January’s away losses to Bournemouth and Swansea were shocking not for the fact that Arsenal lost, but for the blithe indifference of a number of Arsene Wenger’s players in both games.
For everything that’s been written about his father-like relationship with players at Arsenal, it was awkwardly evident by the turn of the year that the necessary and healthy tension that must exist between manager and player no longer existed.
The Arsenal dressing room had become a cosy club of shoulder-shruggers. Players no longer feared sanction or being dropped.
Where once the Frenchman railed even against the suggestion of a first-half drop in standards at Anfield – ‘you’re not ft to wear the shirt’, he told the players, inspiring a come-from-behind 2-1 victory – now a staleness poisoned the pot.
Emery must stir some spice back into the mix. “I want a squad very, very intense in pressing,” he stressed yesterday.
There’s long been a feisty debate regarding Wenger’s attitude towards defence and football without the ball. Too many Arsenal purchases in these positions over the past decade smacked of poor research or the presumption that Arsenal’s monopoly of the ball would render them peripheral in any case.
It remains one of the biggest black marks against the Frenchman — that in his road to Damascus conversion to small, nimble talents, that he eschewed the need to retain the physicality and presence of an Edu, Gilberto Silva, Campbell, Vieira et al.
Unai Emery revealed his detailed dossier on Arsenal players for the club’s hierarchy last week and one expects he will recalibrate the system and either shape up or ship out some of the personnel who, to put it politely, seem pre-disposed towards unforced errors.
When it comes to savvy in the transfer market, Emery has done business at both ends of the financial spectrum.

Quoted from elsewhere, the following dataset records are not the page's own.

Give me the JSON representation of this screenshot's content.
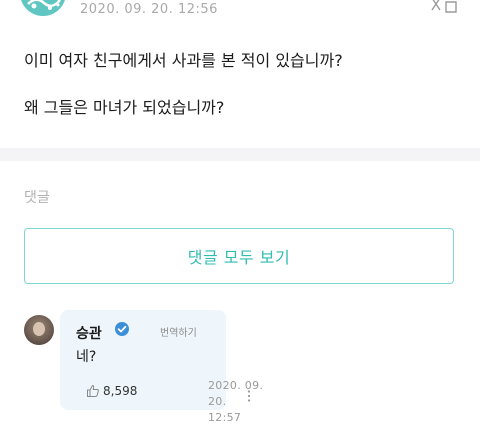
{
  "post": {
    "date": "2020. 09. 20. 12:56",
    "lines": [
      "이미 여자 친구에게서 사과를 본 적이 있습니까?",
      "왜 그들은 마녀가 되었습니까?"
    ]
  },
  "comments_section": {
    "label": "댓글",
    "view_all_label": "댓글 모두 보기"
  },
  "comment": {
    "author": "승관",
    "translate_label": "번역하기",
    "text": "네?",
    "like_count": "8,598",
    "time_line1": "2020. 09. 20.",
    "time_line2": "12:57"
  },
  "icons": {
    "translate": "translate-icon",
    "verified": "verified-badge-icon",
    "like": "thumbs-up-icon",
    "more": "more-vertical-icon"
  },
  "colors": {
    "accent": "#2fbdb0",
    "accent_border": "#7ed6ce",
    "bubble": "#eef6fb",
    "verified": "#3d8fd8"
  }
}
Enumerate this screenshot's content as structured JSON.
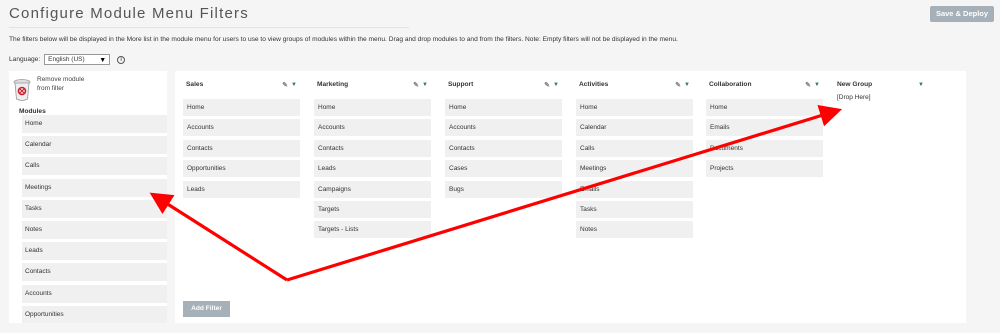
{
  "header": {
    "title": "Configure Module Menu Filters",
    "deploy_label": "Save & Deploy"
  },
  "description": "The filters below will be displayed in the More list in the module menu for users to use to view groups of modules within the menu. Drag and drop modules to and from the filters. Note: Empty filters will not be displayed in the menu.",
  "language": {
    "label": "Language:",
    "selected": "English (US)"
  },
  "left_panel": {
    "remove_label_1": "Remove module",
    "remove_label_2": "from filter",
    "modules_label": "Modules",
    "modules": [
      "Home",
      "Calendar",
      "Calls",
      "Meetings",
      "Tasks",
      "Notes",
      "Leads",
      "Contacts",
      "Accounts",
      "Opportunities"
    ]
  },
  "groups": [
    {
      "name": "Sales",
      "items": [
        "Home",
        "Accounts",
        "Contacts",
        "Opportunities",
        "Leads"
      ]
    },
    {
      "name": "Marketing",
      "items": [
        "Home",
        "Accounts",
        "Contacts",
        "Leads",
        "Campaigns",
        "Targets",
        "Targets - Lists"
      ]
    },
    {
      "name": "Support",
      "items": [
        "Home",
        "Accounts",
        "Contacts",
        "Cases",
        "Bugs"
      ]
    },
    {
      "name": "Activities",
      "items": [
        "Home",
        "Calendar",
        "Calls",
        "Meetings",
        "Emails",
        "Tasks",
        "Notes"
      ]
    },
    {
      "name": "Collaboration",
      "items": [
        "Home",
        "Emails",
        "Documents",
        "Projects"
      ]
    }
  ],
  "new_group": {
    "name": "New Group",
    "drop_here": "[Drop Here]"
  },
  "add_filter_label": "Add Filter",
  "colors": {
    "button_bg": "#a5b0b9",
    "arrow": "#ff0000",
    "delete_icon": "#2a7d6a"
  }
}
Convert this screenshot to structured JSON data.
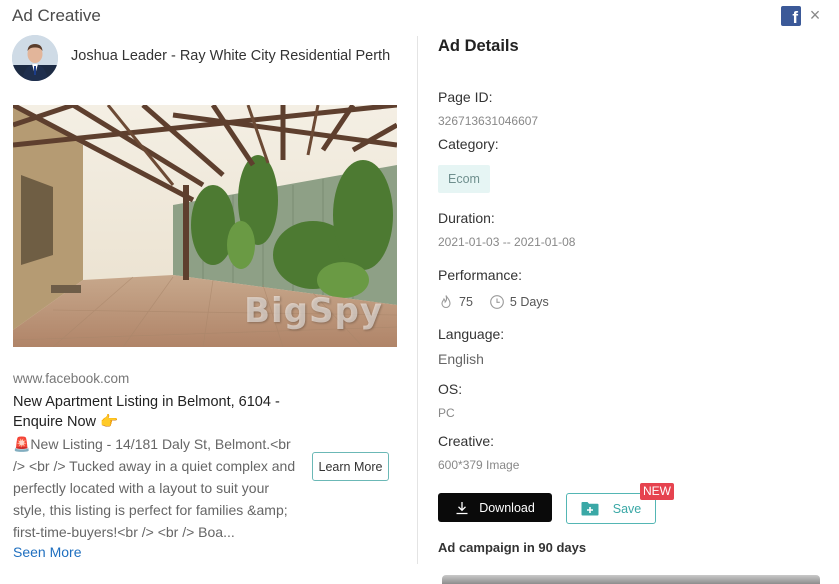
{
  "modal": {
    "title": "Ad Creative",
    "platform_icon": "facebook-icon",
    "close_icon": "close-icon",
    "close_label": "×"
  },
  "advertiser": {
    "name": "Joshua Leader - Ray White City Residential Perth",
    "avatar_icon": "avatar"
  },
  "creative": {
    "image_watermark": "BigSpy",
    "domain": "www.facebook.com",
    "title": "New Apartment Listing in Belmont, 6104 - Enquire Now 👉",
    "body": "🚨New Listing - 14/181 Daly St, Belmont.<br /> <br /> Tucked away in a quiet complex and perfectly located with a layout to suit your style, this listing is perfect for families &amp; first-time-buyers!<br /> <br /> Boa...",
    "cta": "Learn More",
    "seen_more": "Seen More"
  },
  "details": {
    "heading": "Ad Details",
    "page_id_label": "Page ID:",
    "page_id": "326713631046607",
    "category_label": "Category:",
    "category": "Ecom",
    "duration_label": "Duration:",
    "duration": "2021-01-03 -- 2021-01-08",
    "performance_label": "Performance:",
    "performance_likes": "75",
    "performance_days": "5 Days",
    "language_label": "Language:",
    "language": "English",
    "os_label": "OS:",
    "os": "PC",
    "creative_label": "Creative:",
    "creative_spec": "600*379 Image"
  },
  "actions": {
    "download": "Download",
    "save": "Save",
    "new_badge": "NEW"
  },
  "campaign": {
    "label": "Ad campaign in 90 days"
  },
  "colors": {
    "accent": "#53b6b4",
    "link": "#1f6fbf",
    "badge": "#e6434f",
    "facebook": "#3b5998"
  }
}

From the necessary wheeling and dealing at Sevilla to the endless riches and owner interference at PSG.
Regardless of how far he can stretch a shilling, a £50m (€57m) gross budget at Arsenal won’t finance the changes necessary in defensive-midfield, central-defence and in goal to plug Arsenal’s Fawlty Towers defending.
Given some of the informed speculation regarding targets, players will have to be moved out as the Spaniard reshapes his squad. Defenders Kalidou Koulibaly, Caglar Soyuncu, and Sokratis Papastathopoulos have all been linked already.

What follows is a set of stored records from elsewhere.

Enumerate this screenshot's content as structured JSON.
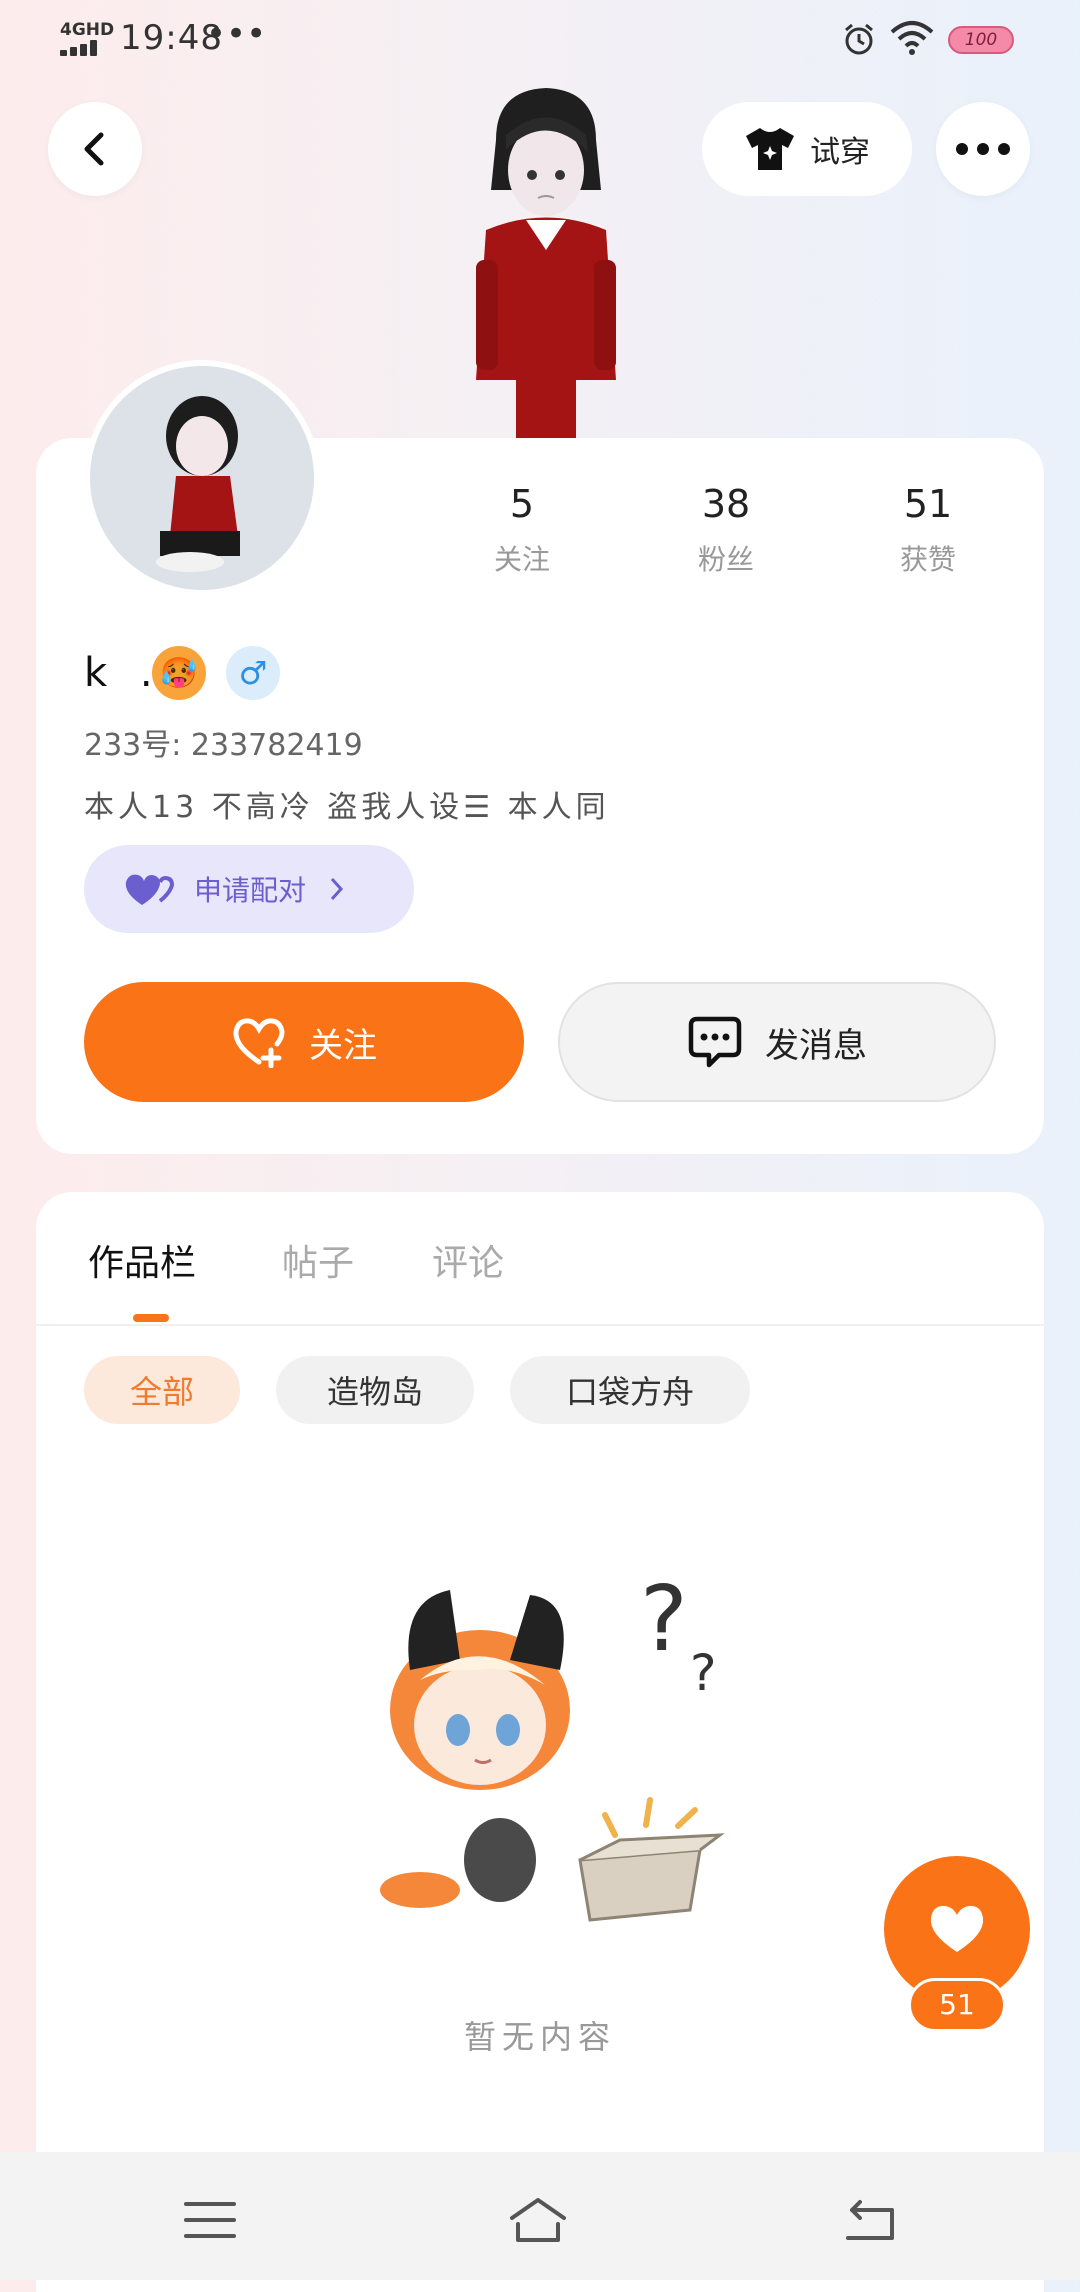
{
  "status_bar": {
    "network": "4GHD",
    "time": "19:48",
    "more": "•••",
    "battery": "100"
  },
  "header": {
    "try_on_label": "试穿"
  },
  "profile": {
    "name": "k .",
    "emoji": "🥵",
    "gender_symbol": "♂",
    "uid": "233号: 233782419",
    "bio": "本人13 不高冷 盗我人设☰ 本人同",
    "pair_label": "申请配对",
    "stats": [
      {
        "value": "5",
        "label": "关注"
      },
      {
        "value": "38",
        "label": "粉丝"
      },
      {
        "value": "51",
        "label": "获赞"
      }
    ]
  },
  "actions": {
    "follow_label": "关注",
    "message_label": "发消息"
  },
  "tabs": [
    {
      "label": "作品栏",
      "active": true
    },
    {
      "label": "帖子",
      "active": false
    },
    {
      "label": "评论",
      "active": false
    }
  ],
  "filters": [
    {
      "label": "全部",
      "active": true
    },
    {
      "label": "造物岛",
      "active": false
    },
    {
      "label": "口袋方舟",
      "active": false
    }
  ],
  "empty_state": {
    "text": "暂无内容"
  },
  "like_fab": {
    "count": "51"
  },
  "colors": {
    "accent": "#fa7316",
    "pair_bg": "#e7e6fb",
    "pair_fg": "#6b5fd0",
    "gender": "#2f8fe0"
  },
  "icons": {
    "back": "chevron-left-icon",
    "try_on": "tshirt-icon",
    "more": "more-dots-icon",
    "pair": "hearts-icon",
    "follow": "heart-plus-icon",
    "message": "chat-bubble-icon",
    "like": "heart-icon"
  }
}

But with Rob Holding signing a new contract and Konstantinos Mavropanos impressing, the likes of Shkodran Mustafi will be looking nervously around this summer.

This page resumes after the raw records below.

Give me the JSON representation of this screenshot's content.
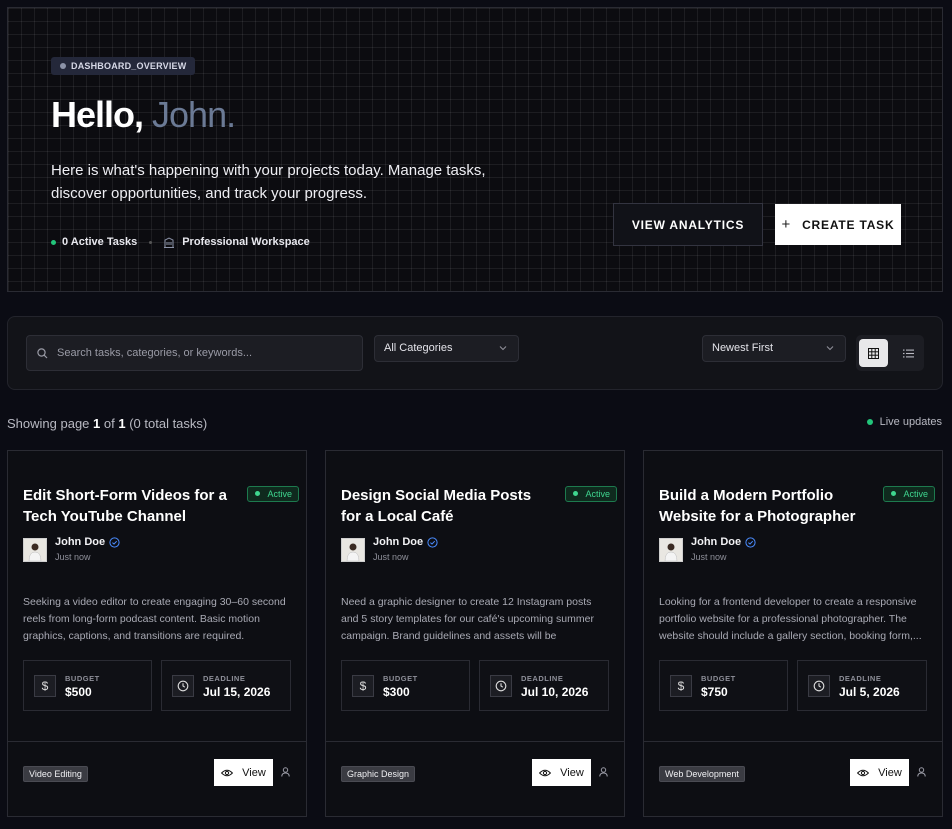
{
  "hero": {
    "badge": "DASHBOARD_OVERVIEW",
    "greeting": "Hello,",
    "name": "John.",
    "description": "Here is what's happening with your projects today. Manage tasks, discover opportunities, and track your progress.",
    "active_tasks": "0 Active Tasks",
    "workspace": "Professional Workspace",
    "btn_analytics": "VIEW ANALYTICS",
    "btn_create": "CREATE TASK"
  },
  "filters": {
    "search_placeholder": "Search tasks, categories, or keywords...",
    "category": "All Categories",
    "sort": "Newest First"
  },
  "status": {
    "showing_prefix": "Showing page",
    "page": "1",
    "of": "of",
    "total_pages": "1",
    "total": "(0 total tasks)",
    "live": "Live updates"
  },
  "colors": {
    "accent_green": "#22c57a",
    "background": "#0b0c14"
  },
  "tasks": [
    {
      "title": "Edit Short-Form Videos for a Tech YouTube Channel",
      "status": "Active",
      "author": "John Doe",
      "posted": "Just now",
      "description": "Seeking a video editor to create engaging 30–60 second reels from long-form podcast content. Basic motion graphics, captions, and transitions are required. Potentia...",
      "budget_label": "BUDGET",
      "budget": "$500",
      "deadline_label": "DEADLINE",
      "deadline": "Jul 15, 2026",
      "category": "Video Editing",
      "view_label": "View"
    },
    {
      "title": "Design Social Media Posts for a Local Café",
      "status": "Active",
      "author": "John Doe",
      "posted": "Just now",
      "description": "Need a graphic designer to create 12 Instagram posts and 5 story templates for our café's upcoming summer campaign. Brand guidelines and assets will be provided....",
      "budget_label": "BUDGET",
      "budget": "$300",
      "deadline_label": "DEADLINE",
      "deadline": "Jul 10, 2026",
      "category": "Graphic Design",
      "view_label": "View"
    },
    {
      "title": "Build a Modern Portfolio Website for a Photographer",
      "status": "Active",
      "author": "John Doe",
      "posted": "Just now",
      "description": "Looking for a frontend developer to create a responsive portfolio website for a professional photographer. The website should include a gallery section, booking form,...",
      "budget_label": "BUDGET",
      "budget": "$750",
      "deadline_label": "DEADLINE",
      "deadline": "Jul 5, 2026",
      "category": "Web Development",
      "view_label": "View"
    }
  ]
}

This will take time, and things may get worse before they get better. How will Emery approach the Mesut Ozil question?
Can he persuade Aaron Ramsey to sign a new contract?
Positive change will come incrementally, but the Emirates support won’t be blind to important (if rudimentary) changes. What the supporters won’t forgive is being outworked by inferior teams with greater desire.
Will the team roll up their sleeves and work harder, will Granit Xhaka greater understand his responsibilities in the holding role, can the new head coach improve Hector Bellerin defensively? Emery’s preferred system has been a Wenger favourite — 4-2-3-1 — even if pressure from upstairs made 4-3-3 the choice at PSG. He has the flair players to make that system work at the top end. He may be judged by the fans on how he presents his team from the keeper out to the pair of holding midfielders.